Rotarians learn how to prepare for severe weather
The Vermillion Rotary Club held its weekly meeting Tuesday, July 11, at the Neuharth Center on the campus of USD. The recently elected president, Roger Kozak, conducted the meeting. The invocation was provided by the outgoing president, Rev. Mercy Hobbs. Rotarian Ben Nesselhuf introduced Tim Taylor, his guest for today.

President Kozak presented a plaque to former president Mercy Hobbs in appreciation for her work as president during the past year.

Rotarian Barry Vickrey introduced Layne Stewart of the Clay County Office of Emergency Management who presented the program for the day entitled "Severe Weather Preparedness."


Mr. Stewart said that hundreds of natural and man-made disasters occur every year and can affect hundreds of thousands of people and cause millions to billions of dollars worth of damage.

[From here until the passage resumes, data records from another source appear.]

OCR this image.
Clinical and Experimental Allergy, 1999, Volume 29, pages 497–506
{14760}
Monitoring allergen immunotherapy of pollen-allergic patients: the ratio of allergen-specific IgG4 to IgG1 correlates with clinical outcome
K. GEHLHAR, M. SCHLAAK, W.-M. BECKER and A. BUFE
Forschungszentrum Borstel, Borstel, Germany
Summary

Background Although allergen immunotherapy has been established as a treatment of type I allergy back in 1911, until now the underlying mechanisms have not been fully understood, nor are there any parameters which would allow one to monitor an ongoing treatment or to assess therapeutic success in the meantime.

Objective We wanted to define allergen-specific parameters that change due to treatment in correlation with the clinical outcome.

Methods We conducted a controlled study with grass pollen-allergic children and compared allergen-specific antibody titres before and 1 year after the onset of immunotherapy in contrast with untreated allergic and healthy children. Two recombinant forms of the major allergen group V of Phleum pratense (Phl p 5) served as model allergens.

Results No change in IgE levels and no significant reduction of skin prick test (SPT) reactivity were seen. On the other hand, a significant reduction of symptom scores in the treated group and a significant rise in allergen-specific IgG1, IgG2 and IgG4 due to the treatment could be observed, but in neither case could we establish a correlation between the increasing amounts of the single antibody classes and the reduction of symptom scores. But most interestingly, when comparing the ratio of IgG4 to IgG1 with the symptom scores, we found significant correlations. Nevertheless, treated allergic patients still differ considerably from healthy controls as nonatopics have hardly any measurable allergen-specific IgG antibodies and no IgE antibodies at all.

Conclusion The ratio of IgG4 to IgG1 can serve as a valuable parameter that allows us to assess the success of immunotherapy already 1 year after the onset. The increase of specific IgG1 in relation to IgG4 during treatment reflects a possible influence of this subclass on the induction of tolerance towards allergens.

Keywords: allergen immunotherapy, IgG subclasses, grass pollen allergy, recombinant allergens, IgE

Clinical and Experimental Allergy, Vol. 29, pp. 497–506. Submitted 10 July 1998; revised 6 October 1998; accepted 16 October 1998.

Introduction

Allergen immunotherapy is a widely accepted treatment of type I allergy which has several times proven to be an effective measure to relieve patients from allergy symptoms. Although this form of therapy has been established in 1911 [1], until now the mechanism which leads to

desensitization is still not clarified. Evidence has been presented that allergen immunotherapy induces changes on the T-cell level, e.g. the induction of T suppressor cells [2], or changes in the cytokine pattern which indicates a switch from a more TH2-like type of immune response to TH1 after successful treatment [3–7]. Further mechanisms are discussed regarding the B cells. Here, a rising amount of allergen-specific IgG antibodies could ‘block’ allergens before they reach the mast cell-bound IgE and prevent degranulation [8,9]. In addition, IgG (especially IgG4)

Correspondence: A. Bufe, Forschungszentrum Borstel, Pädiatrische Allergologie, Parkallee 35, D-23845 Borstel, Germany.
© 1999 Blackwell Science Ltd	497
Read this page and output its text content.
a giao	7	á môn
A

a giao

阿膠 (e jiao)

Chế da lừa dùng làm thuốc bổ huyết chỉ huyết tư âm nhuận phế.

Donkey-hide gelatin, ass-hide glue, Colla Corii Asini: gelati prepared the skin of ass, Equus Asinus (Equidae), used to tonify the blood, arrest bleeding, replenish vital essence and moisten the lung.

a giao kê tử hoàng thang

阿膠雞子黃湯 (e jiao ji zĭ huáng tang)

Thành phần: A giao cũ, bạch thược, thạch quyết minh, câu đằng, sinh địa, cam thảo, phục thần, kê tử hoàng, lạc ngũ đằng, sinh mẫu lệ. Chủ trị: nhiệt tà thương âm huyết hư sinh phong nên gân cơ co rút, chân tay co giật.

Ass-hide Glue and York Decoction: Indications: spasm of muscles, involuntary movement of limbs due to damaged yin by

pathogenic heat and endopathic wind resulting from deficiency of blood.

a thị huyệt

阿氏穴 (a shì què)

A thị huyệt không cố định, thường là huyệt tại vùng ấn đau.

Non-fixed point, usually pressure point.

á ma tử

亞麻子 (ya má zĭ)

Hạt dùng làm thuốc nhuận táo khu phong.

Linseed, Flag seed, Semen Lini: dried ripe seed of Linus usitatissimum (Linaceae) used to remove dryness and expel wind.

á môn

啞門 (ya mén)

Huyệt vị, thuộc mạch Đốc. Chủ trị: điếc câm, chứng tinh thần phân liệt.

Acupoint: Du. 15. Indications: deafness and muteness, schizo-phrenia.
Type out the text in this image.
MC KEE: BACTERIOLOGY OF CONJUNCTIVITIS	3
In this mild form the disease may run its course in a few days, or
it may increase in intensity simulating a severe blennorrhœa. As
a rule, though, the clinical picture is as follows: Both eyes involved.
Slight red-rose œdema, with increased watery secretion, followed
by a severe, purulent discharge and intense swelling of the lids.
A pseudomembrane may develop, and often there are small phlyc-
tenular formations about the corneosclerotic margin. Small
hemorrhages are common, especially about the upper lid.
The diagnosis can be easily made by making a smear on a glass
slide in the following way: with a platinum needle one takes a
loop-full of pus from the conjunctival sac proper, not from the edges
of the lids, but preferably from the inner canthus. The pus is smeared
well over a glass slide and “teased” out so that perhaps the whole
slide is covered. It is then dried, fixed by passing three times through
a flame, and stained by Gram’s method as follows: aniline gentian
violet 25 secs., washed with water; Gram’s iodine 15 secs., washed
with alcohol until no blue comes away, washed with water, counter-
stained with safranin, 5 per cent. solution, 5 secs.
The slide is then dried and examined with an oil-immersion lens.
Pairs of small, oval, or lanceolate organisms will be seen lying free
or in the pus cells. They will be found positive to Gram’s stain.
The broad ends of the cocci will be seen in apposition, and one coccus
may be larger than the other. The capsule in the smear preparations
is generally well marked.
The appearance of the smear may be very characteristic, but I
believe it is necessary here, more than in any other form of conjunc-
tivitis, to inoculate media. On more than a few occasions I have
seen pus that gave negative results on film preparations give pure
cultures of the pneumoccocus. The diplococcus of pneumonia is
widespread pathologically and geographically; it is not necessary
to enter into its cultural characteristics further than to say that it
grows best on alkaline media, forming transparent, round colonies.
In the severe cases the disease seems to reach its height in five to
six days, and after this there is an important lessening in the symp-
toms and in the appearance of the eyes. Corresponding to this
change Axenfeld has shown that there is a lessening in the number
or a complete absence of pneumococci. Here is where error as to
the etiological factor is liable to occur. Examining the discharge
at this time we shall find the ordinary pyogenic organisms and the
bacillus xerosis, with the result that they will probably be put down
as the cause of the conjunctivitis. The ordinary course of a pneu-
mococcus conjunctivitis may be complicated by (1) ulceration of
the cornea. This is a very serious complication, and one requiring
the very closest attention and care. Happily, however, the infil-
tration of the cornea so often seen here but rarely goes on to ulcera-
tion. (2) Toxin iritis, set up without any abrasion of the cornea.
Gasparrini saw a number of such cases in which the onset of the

Part of any emergency plan is to be prepared to be self-sufficient for three days. An emergency kit should have enough food and water and other items for a three-day period. This should include one gallon of water per person per day (including pets), sufficient food, battery-powered radio, sleeping bags, candles, sanitation items and medications.

Above all, a plan is needed to know how to respond to emergencies and disasters. We should also be informed about what might happen by watching or listening to the news and weather forecasts.

In the case of floods, listen to the news and have an evacuation plan. Don't drive through flooded roads; avoid floodwaters and power lines.

With regard to thunderstorms, always apply the 30/30 rule. If you can't count up to 30 between seeing lightning and hearing thunder, get into shelter and don't go back outside for 30 minutes after hearing the last of the thunder. Stay out of water if you are on a boat, seek shelter in a low area outside, don't shower or use the telephone during the thunderstorm.

If there is a tornado warning, seek shelter immediately in a shelter, basement, or an interior hallway or bathroom. Stay away from windows.

With regard to motorists, Mr. Stewart stated that during an emergency such as a thunderstorm, the metal in the car will protect occupants to some degree, but shelter should be a priority. In the case of a flood or tornado the best advice is to get out of the car and seek shelter. If an emergency is just developing, listen to the car radio for information concerning a proper response.

He stated that more information is available on their website: claycountyoem.org. He then entertained questions from the audience.